La pronuncia del 7 luglio 2026 ha escluso il riconoscimento di oltre 800.000 euro richiesti a titolo di compensi professionali per numerosi incarichi di Coordinatore per la Sicurezza in fase di Progettazione (CSP), svolti nell’ambito di commesse affidate da Open Fiber a Italtel.

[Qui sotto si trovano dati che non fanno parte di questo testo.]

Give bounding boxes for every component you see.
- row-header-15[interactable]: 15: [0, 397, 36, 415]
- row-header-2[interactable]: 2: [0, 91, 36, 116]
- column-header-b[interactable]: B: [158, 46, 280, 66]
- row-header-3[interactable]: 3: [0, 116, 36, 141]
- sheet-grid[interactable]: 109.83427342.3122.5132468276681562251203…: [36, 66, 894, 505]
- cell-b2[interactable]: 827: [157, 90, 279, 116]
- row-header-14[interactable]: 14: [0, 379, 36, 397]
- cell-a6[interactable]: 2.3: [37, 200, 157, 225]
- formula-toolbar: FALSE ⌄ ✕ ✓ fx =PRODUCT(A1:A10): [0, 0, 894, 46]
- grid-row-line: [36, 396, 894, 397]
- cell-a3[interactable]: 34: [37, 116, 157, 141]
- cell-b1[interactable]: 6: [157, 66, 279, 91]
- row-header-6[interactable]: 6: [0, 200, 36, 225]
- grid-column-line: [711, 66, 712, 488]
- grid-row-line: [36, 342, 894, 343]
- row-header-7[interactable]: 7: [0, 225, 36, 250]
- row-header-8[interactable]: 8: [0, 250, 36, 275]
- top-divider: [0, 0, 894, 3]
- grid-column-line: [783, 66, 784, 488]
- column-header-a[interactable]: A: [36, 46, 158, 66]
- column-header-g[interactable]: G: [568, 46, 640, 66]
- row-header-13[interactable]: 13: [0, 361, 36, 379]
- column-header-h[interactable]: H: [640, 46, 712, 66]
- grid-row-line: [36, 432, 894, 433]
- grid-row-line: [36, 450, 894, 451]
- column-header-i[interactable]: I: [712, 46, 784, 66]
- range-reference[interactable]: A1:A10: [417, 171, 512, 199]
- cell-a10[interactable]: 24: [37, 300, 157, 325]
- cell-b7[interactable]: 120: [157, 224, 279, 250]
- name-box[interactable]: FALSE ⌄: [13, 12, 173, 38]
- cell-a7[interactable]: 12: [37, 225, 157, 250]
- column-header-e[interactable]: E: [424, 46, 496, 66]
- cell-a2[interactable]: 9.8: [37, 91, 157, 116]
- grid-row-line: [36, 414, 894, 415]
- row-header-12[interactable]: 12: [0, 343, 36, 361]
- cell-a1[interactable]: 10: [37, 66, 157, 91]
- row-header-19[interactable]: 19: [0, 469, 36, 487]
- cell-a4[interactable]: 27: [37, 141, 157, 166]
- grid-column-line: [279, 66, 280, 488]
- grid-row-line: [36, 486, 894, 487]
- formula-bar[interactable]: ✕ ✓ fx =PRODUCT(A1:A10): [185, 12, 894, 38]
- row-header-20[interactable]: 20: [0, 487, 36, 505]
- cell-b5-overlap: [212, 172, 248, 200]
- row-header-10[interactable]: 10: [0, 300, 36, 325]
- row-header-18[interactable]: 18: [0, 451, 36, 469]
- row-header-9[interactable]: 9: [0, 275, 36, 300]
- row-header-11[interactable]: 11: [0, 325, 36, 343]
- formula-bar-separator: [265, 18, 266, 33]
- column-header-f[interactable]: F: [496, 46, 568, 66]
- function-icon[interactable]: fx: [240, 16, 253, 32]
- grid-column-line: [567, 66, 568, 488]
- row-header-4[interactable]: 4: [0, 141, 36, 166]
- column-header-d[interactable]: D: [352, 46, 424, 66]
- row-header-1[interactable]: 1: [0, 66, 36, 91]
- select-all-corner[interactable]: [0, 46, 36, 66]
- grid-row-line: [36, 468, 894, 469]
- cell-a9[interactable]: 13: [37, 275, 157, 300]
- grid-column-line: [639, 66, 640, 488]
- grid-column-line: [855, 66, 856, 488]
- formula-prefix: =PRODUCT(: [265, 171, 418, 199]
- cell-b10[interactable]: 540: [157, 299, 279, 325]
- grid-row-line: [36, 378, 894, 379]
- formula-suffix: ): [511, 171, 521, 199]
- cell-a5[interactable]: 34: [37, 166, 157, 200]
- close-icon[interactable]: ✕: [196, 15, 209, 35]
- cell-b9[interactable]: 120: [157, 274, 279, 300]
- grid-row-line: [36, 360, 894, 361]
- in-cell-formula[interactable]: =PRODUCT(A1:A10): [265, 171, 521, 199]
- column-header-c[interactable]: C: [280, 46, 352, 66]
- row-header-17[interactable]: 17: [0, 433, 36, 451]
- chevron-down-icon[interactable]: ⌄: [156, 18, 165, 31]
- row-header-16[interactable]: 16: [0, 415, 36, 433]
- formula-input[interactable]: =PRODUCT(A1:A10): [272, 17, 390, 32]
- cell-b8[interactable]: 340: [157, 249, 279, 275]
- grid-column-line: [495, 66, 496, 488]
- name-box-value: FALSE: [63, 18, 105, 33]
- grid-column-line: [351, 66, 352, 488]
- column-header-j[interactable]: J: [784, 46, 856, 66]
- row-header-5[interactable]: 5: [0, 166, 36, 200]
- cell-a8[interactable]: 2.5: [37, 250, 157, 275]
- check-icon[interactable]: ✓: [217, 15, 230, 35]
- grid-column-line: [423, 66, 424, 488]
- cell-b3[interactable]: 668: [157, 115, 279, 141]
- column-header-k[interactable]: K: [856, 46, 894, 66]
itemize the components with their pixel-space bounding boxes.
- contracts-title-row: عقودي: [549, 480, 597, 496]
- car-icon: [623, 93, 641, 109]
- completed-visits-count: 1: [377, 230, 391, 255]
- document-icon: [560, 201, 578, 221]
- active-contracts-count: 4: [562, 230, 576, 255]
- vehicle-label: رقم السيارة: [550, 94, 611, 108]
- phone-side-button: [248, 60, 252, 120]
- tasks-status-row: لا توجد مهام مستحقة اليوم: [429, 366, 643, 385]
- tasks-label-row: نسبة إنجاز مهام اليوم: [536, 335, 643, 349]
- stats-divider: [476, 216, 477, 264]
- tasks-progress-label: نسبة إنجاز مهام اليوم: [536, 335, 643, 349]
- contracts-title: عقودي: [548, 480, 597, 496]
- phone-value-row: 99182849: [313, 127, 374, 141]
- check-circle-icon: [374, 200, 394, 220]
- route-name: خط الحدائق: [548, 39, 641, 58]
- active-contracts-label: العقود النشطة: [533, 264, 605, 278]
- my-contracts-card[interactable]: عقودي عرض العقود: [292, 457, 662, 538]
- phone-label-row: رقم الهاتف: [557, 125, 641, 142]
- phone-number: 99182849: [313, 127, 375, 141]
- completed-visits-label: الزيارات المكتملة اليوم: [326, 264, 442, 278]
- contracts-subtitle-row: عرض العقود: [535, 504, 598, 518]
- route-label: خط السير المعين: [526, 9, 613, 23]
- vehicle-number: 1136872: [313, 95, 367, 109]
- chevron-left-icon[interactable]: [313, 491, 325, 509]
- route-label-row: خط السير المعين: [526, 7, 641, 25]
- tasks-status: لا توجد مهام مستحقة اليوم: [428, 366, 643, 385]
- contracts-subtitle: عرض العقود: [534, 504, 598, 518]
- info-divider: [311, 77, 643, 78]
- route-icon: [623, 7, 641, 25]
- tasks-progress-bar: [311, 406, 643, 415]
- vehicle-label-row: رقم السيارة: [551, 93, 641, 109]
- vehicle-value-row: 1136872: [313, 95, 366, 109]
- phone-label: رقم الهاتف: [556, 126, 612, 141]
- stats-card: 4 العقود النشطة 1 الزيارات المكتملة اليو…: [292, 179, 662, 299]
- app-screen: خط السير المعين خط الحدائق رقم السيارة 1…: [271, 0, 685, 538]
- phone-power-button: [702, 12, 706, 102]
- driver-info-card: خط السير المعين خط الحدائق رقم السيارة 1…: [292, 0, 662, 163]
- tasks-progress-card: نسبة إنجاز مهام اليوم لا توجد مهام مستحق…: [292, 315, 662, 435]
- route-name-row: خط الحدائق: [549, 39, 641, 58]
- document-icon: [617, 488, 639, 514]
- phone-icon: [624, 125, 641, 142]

Italtel è stata assistita da NIUS Studio Legale con gli avvocati Alessandro Paone e Marco Pati Clausi, mentre Open Fiber è stata assistita da LegisLAB con gli avvocati Daniele Iorio e Francesco Campochiaro.
La decisione affronta una questione di particolare interesse, in assenza di precedenti giurisprudenziali specifici, relativa alla qualificazione degli incarichi di Coordinatore per la Sicurezza conferiti nell’ambito di un complesso progetto industriale e alla loro eventuale autonomia rispetto al rapporto di lavoro dirigenziale. Il Tribunale ha ritenuto che le nomine a Coordinatore per la Sicurezza non costituissero incarichi professionali autonomi, ma fossero espressione degli obblighi previsti dalla normativa in materia di sicurezza nei cantieri e delle responsabilità connesse al ruolo ricoperto all’interno dell’organizzazione aziendale.
La sentenza rappresenta un importante riferimento per le imprese coinvolte in grandi progetti infrastrutturali e in contesti organizzativi complessi, contribuendo a delineare il confine tra attività tecniche affidate in ragione di una qualifica professionale e prestazioni riconducibili al rapporto di lavoro subordinato.